The charged human body is an important source of ESD, both in device damage in manufacturing processes and in electromagnetic susceptibility of working systems. The body is a conductor in electrostatic terms and can have a variable capacitance up to about 500 pF, although considerably higher capacitance has been measured under some circumstances (Jonassen 2016c; Barnum 2015b). The capacitance of the human body is dependent on its proximity to other objects such as furniture and walls. When standing, the characteristics of footwear and the nature of the floor are important factors.

Although the body is a conductor, it has significant resistance, and this limits the current flow and causes ESD waveforms from the human body charged to higher voltages (more than a few kV) to have a characteristic unidirectional wave shape ( Figure 2.13). The peak discharge current is typically in the range 0.1–10 A with duration of around 100–200 ns. Discharges from the human body at lower voltages can have highly variable waveform and current characteristics (Kelly et al. 1998; Bailey et al. 2015a; Viheriäkoski et al. 2012). This can significantly affect related risks of ESD damage.

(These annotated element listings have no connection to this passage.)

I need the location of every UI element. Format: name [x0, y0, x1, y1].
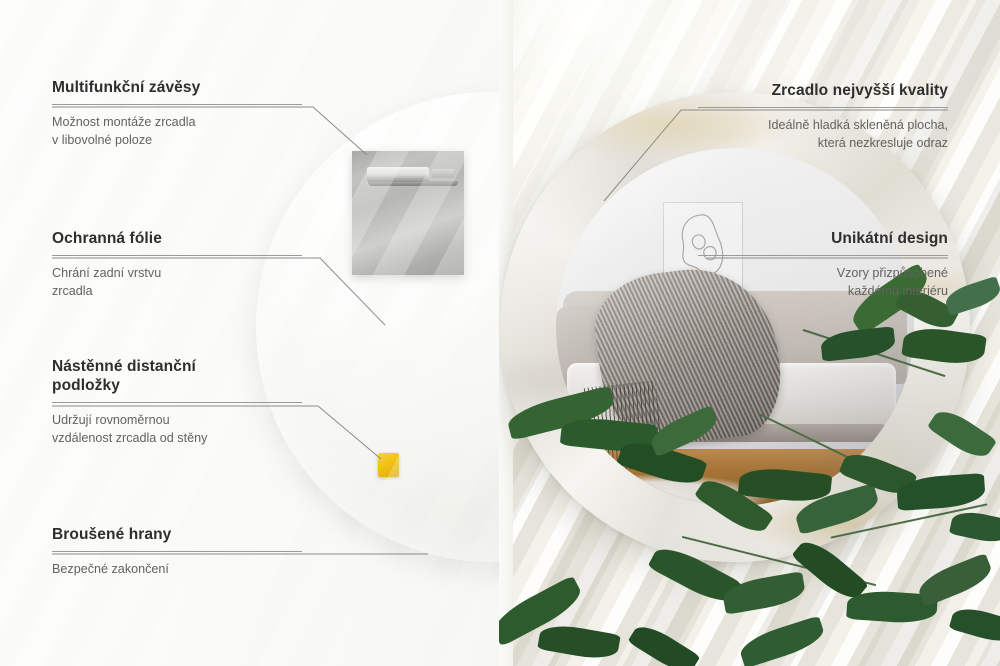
annotation-title: Unikátní design: [698, 229, 948, 248]
annotation-rule: [52, 402, 302, 403]
annotation-unikatni-design: Unikátní design Vzory přizpůsobené každé…: [698, 229, 948, 300]
annotation-body: Bezpečné zakončení: [52, 561, 302, 579]
annotation-body: Chrání zadní vrstvu zrcadla: [52, 265, 302, 300]
annotation-title: Multifunkční závěsy: [52, 78, 302, 97]
annotation-rule: [52, 255, 302, 256]
annotation-rule: [698, 107, 948, 108]
annotation-multifunkcni-zavesy: Multifunkční závěsy Možnost montáže zrca…: [52, 78, 302, 149]
annotation-brousene-hrany: Broušené hrany Bezpečné zakončení: [52, 525, 302, 579]
annotation-title: Nástěnné distanční podložky: [52, 357, 302, 395]
hanger-slot-icon: [367, 167, 429, 182]
annotation-nastenne-distancni-podlozky: Nástěnné distanční podložky Udržují rovn…: [52, 357, 302, 447]
annotation-rule: [52, 104, 302, 105]
spacer-pad: [378, 453, 399, 477]
annotation-rule: [52, 551, 302, 552]
annotation-body: Vzory přizpůsobené každému interiéru: [698, 265, 948, 300]
annotation-ochranna-folie: Ochranná fólie Chrání zadní vrstvu zrcad…: [52, 229, 302, 300]
annotation-zrcadlo-nejvyssi-kvality: Zrcadlo nejvyšší kvality Ideálně hladká …: [698, 81, 948, 152]
annotation-title: Ochranná fólie: [52, 229, 302, 248]
annotation-body: Možnost montáže zrcadla v libovolné polo…: [52, 114, 302, 149]
annotation-title: Zrcadlo nejvyšší kvality: [698, 81, 948, 100]
annotation-title: Broušené hrany: [52, 525, 302, 544]
annotation-body: Ideálně hladká skleněná plocha, která ne…: [698, 117, 948, 152]
annotation-body: Udržují rovnoměrnou vzdálenost zrcadla o…: [52, 412, 302, 447]
annotation-rule: [698, 255, 948, 256]
hanger-slot-secondary-icon: [432, 169, 454, 178]
hanger-plate: [352, 151, 464, 275]
hanger-bar: [368, 181, 458, 186]
infographic-canvas: Multifunkční závěsy Možnost montáže zrca…: [0, 0, 1000, 666]
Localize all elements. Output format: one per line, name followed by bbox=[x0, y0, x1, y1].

Figure 2.13Example of waveform of discharge from the author charged to 500 V and discharging via skin of a finger (above) and small metal object (coin, below).

When a highly conductive (e.g. metal) object is not grounded, it can gain a high voltage either through triboelectrification or through induction in an electrostatic field. If this conductor now touches another grounded conductor or device, an ESD event will occur.

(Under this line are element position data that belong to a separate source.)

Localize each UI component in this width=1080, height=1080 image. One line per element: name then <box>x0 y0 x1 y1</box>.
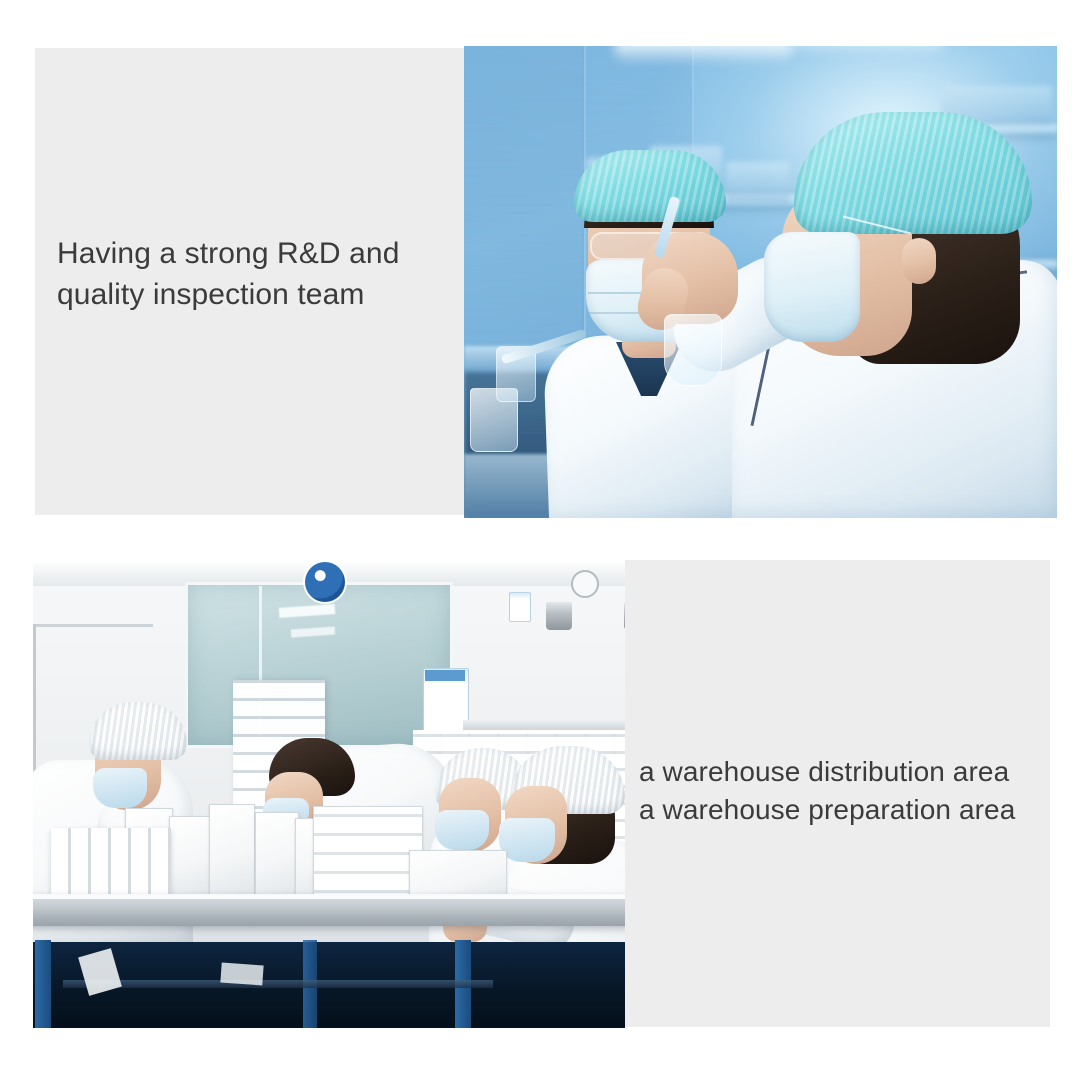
warehouse-carton-fg-b <box>169 816 213 902</box>
warehouse-steel-pot-a <box>546 602 572 630</box>
lab-tech-right-mask <box>764 232 860 342</box>
warehouse-back-counter <box>463 720 625 730</box>
lab-tech-right-hairnet <box>794 112 1032 234</box>
warehouse-floor-shelf <box>63 980 493 988</box>
lab-scene <box>464 46 1057 518</box>
lab-tech-right-ear <box>902 238 936 284</box>
warehouse-worker4-mask <box>499 818 555 862</box>
warehouse-scene <box>33 560 625 1028</box>
warehouse-table-leg-left <box>35 940 51 1028</box>
warehouse-notice-sign-header <box>425 670 465 681</box>
rnd-caption: Having a strong R&D and quality inspecti… <box>57 233 447 315</box>
warehouse-photo <box>33 560 625 1028</box>
lab-tech-left-hairnet <box>574 150 726 222</box>
warehouse-blue-logo-icon <box>305 562 345 602</box>
warehouse-worker3-mask <box>435 810 489 850</box>
lab-ceiling-light-2 <box>794 46 944 54</box>
warehouse-carton-fg-c <box>209 804 255 902</box>
warehouse-wall-clock <box>571 570 599 598</box>
lab-ceiling-light <box>614 46 794 62</box>
warehouse-paper-scrap-2 <box>220 963 263 986</box>
warehouse-worker1-mask <box>93 768 147 808</box>
lab-flask-held <box>664 314 722 386</box>
warehouse-caption: a warehouse distribution area a warehous… <box>639 753 1049 829</box>
lab-photo <box>464 46 1057 518</box>
warehouse-wall-seam <box>33 624 153 627</box>
rnd-text-panel: Having a strong R&D and quality inspecti… <box>35 48 464 515</box>
lab-equipment-c <box>726 162 790 204</box>
warehouse-small-placard <box>509 592 531 622</box>
warehouse-carton-fg-d <box>255 812 299 902</box>
warehouse-text-panel: a warehouse distribution area a warehous… <box>625 560 1050 1027</box>
warehouse-table-edge-highlight <box>33 894 625 899</box>
warehouse-table-blue-frame <box>33 924 625 944</box>
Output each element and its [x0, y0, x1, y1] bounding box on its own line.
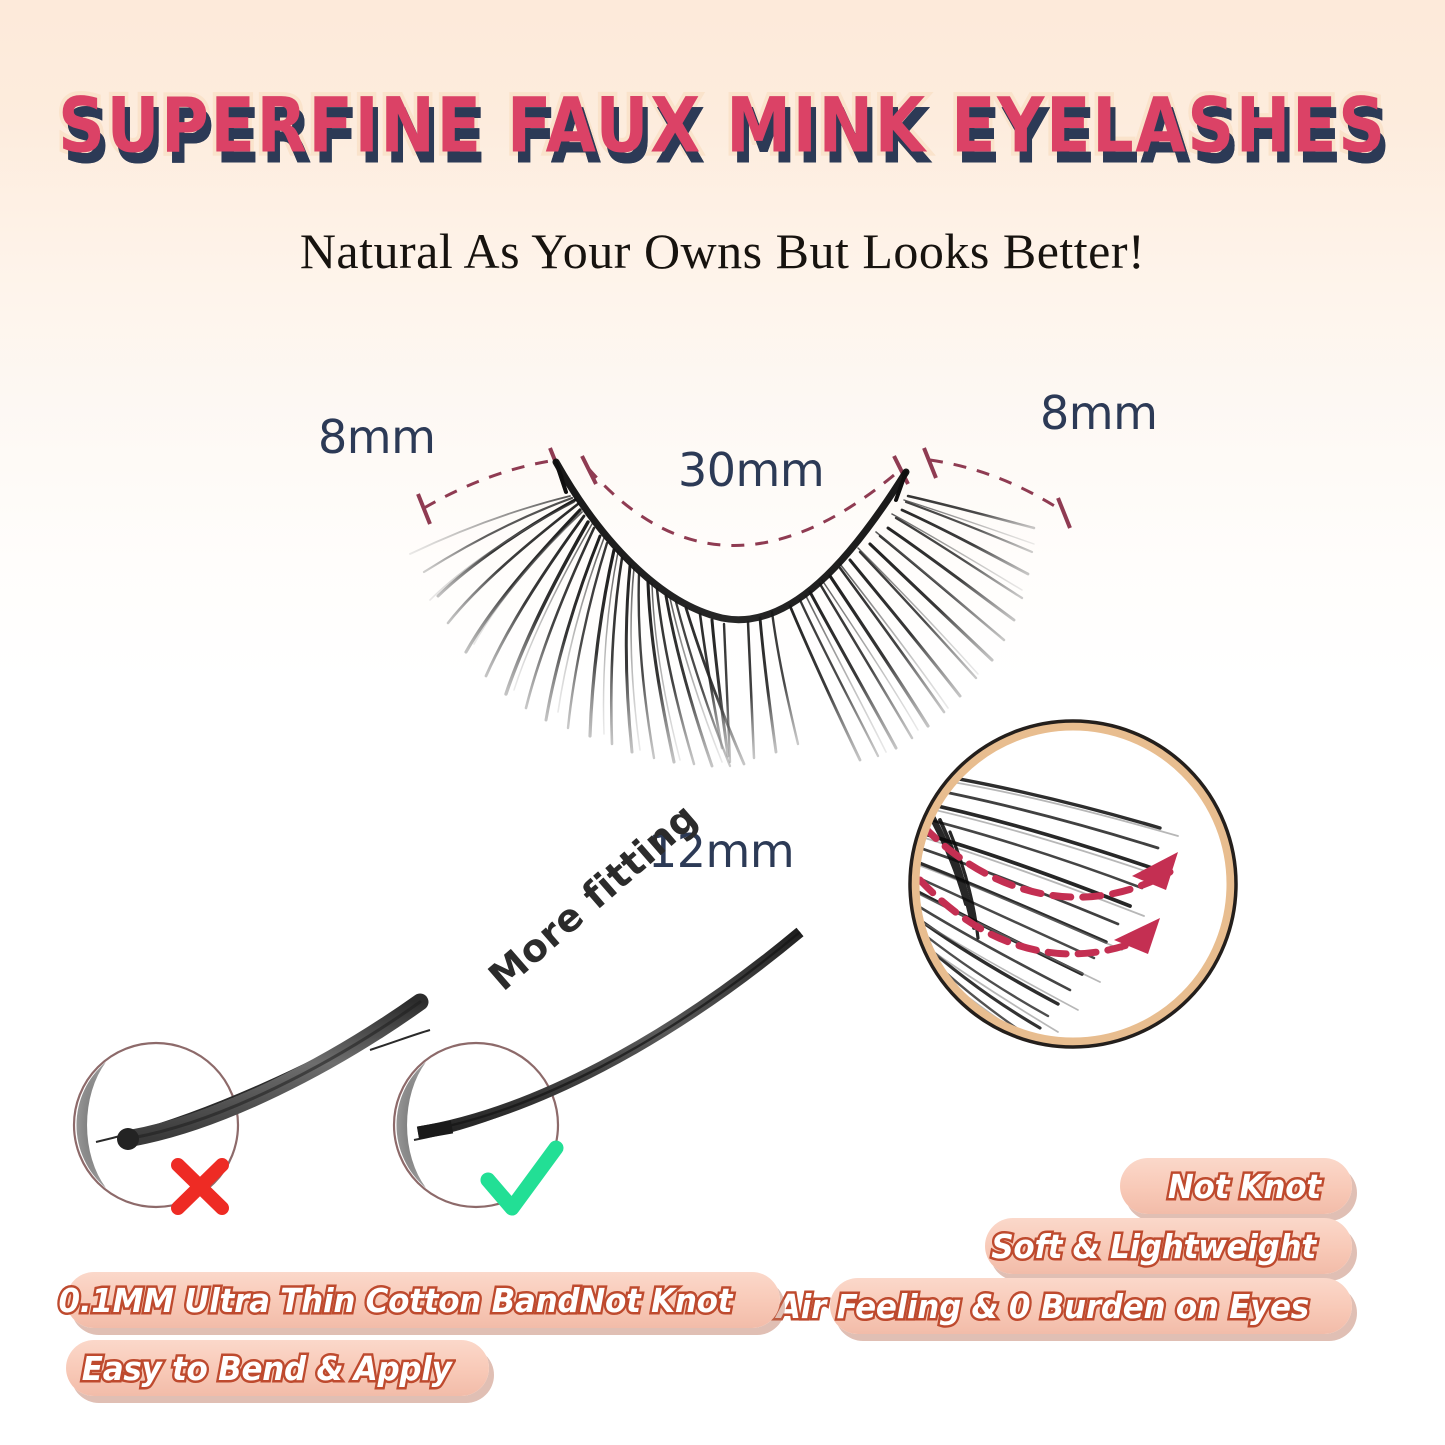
badge-label: Air Feeling & 0 Burden on Eyes	[777, 1287, 1309, 1326]
cross-icon	[178, 1165, 222, 1208]
badge-cotton-band: 0.1MM Ultra Thin Cotton BandNot Knot	[66, 1272, 780, 1328]
arrow-head-lower	[1114, 918, 1160, 954]
product-infographic: SUPERFINE FAUX MINK EYELASHES Natural As…	[0, 0, 1445, 1445]
measure-label-band-width: 30mm	[678, 443, 824, 497]
badge-label: 0.1MM Ultra Thin Cotton BandNot Knot	[59, 1281, 733, 1320]
more-fitting-label: More fitting	[480, 795, 706, 999]
lash-detail-magnifier	[896, 721, 1236, 1076]
arrow-head-upper	[1132, 852, 1178, 890]
badge-easy-bend: Easy to Bend & Apply	[66, 1340, 489, 1396]
page-subtitle: Natural As Your Owns But Looks Better!	[0, 222, 1445, 280]
lash-strip-illustration	[410, 462, 1034, 766]
badge-label: Not Knot	[1168, 1167, 1321, 1206]
page-title: SUPERFINE FAUX MINK EYELASHES	[58, 88, 1387, 167]
comparison-bad	[74, 1000, 424, 1208]
measure-label-right-span: 8mm	[1040, 386, 1157, 440]
badge-label: Easy to Bend & Apply	[81, 1349, 451, 1388]
badge-not-knot: Not Knot	[1120, 1158, 1352, 1214]
badge-soft-lightweight: Soft & Lightweight	[985, 1218, 1352, 1274]
check-icon	[488, 1148, 556, 1208]
badge-air-feeling: Air Feeling & 0 Burden on Eyes	[830, 1278, 1352, 1334]
direction-arrows	[920, 826, 1170, 954]
comparison-good	[370, 932, 800, 1208]
title-block: SUPERFINE FAUX MINK EYELASHES	[0, 88, 1445, 155]
badge-label: Soft & Lightweight	[991, 1227, 1316, 1266]
measure-label-left-span: 8mm	[318, 410, 435, 464]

The waveform of real‐world ESD of this type can be highly variable depending on the characteristics of the source and discharge path. Typically, with low resistance source and discharge path materials, a high discharge current reaching tens of amps can occur. The waveform is often oscillatory, with the frequency determined mainly by capacitance and inductance of the source and discharge circuit. The waveform duration may be from a few nanoseconds to hundreds of nanoseconds.

If there is significant resistance in the discharge circuit, the peak ESD current and duration of the discharge are reduced. (For small ESD sources, the effective resistance of the discharge can be significant.) The number of oscillation cycles is also reduced. Eventually with sufficient circuit resistance, a single peak may occur. In practice, discharges from small metal items can look like charged device ESD ( Figures 2.14and 2.15).

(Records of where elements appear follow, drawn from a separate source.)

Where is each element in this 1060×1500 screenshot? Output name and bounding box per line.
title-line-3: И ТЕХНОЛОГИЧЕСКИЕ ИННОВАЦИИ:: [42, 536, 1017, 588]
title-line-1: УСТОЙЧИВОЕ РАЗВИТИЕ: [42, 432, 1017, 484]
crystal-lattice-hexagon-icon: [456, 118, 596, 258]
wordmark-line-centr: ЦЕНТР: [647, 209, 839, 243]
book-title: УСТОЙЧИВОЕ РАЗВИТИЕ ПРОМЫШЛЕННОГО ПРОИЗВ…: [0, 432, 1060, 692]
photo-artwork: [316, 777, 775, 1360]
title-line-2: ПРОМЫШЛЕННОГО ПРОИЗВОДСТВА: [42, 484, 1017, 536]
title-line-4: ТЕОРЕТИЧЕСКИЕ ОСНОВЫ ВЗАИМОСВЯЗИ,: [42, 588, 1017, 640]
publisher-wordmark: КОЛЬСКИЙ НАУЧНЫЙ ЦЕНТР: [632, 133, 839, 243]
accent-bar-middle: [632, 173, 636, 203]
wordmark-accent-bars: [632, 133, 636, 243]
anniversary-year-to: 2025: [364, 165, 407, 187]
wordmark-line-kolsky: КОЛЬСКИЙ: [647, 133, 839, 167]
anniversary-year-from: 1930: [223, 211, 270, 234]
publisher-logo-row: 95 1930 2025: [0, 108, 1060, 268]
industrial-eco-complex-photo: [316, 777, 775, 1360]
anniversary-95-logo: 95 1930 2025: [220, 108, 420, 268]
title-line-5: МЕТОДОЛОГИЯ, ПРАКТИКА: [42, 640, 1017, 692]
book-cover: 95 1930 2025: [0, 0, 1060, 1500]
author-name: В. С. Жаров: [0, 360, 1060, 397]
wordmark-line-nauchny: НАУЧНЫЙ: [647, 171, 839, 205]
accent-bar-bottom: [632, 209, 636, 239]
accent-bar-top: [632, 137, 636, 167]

If the resistance of the discharge circuit is sufficiently high, the peak ESD current is further reduced, and a unidirectional waveform with fast‐rising edge but long decay may occur.

Figure 2.14ESD waveform from screwdriver blade charged to +530 V. Charge transferred 0.03 nC.

Figure 2.15ESD waveform from a160 × 180 mm metal plate charged to 550 V. Charge transferred 2.5 nC.

When a component touches a highly conductive object (e.g. metal) at a different voltage, a very short duration high discharge current ESD event occurs. The voltage difference may occur if the component is charged or the object is charged, or both. The same type of discharge will occur if either the component or the object is grounded.

The voltage on the device may arise from tribocharging or induced as a result of nearby electrostatic field sources. Often field‐induced voltages can give the highest voltages arising on the device. Some examples of field‐induced charged device ESD obtained in a laboratory experiment are given in Figure 2.16. In this experiment, the devices were slid down a charged PVC tube onto a 1.7 Ω target plate connected to a fast digital storage oscilloscope (500 MHz bandwidth, 2 Gs s −1sample rate).

The fast high current peak typical of charged device ESD can be seen. The indicated peak current and rise and fall times of the waveform peaks are probably under‐represented, as these waveforms are typically faster than the measurement system used here.

Figure 2.16ESD waveforms from charged integrated circuits: (above) 32‐pin plastic‐leaded chip carrier and (below) 24‐pin dual‐inline package.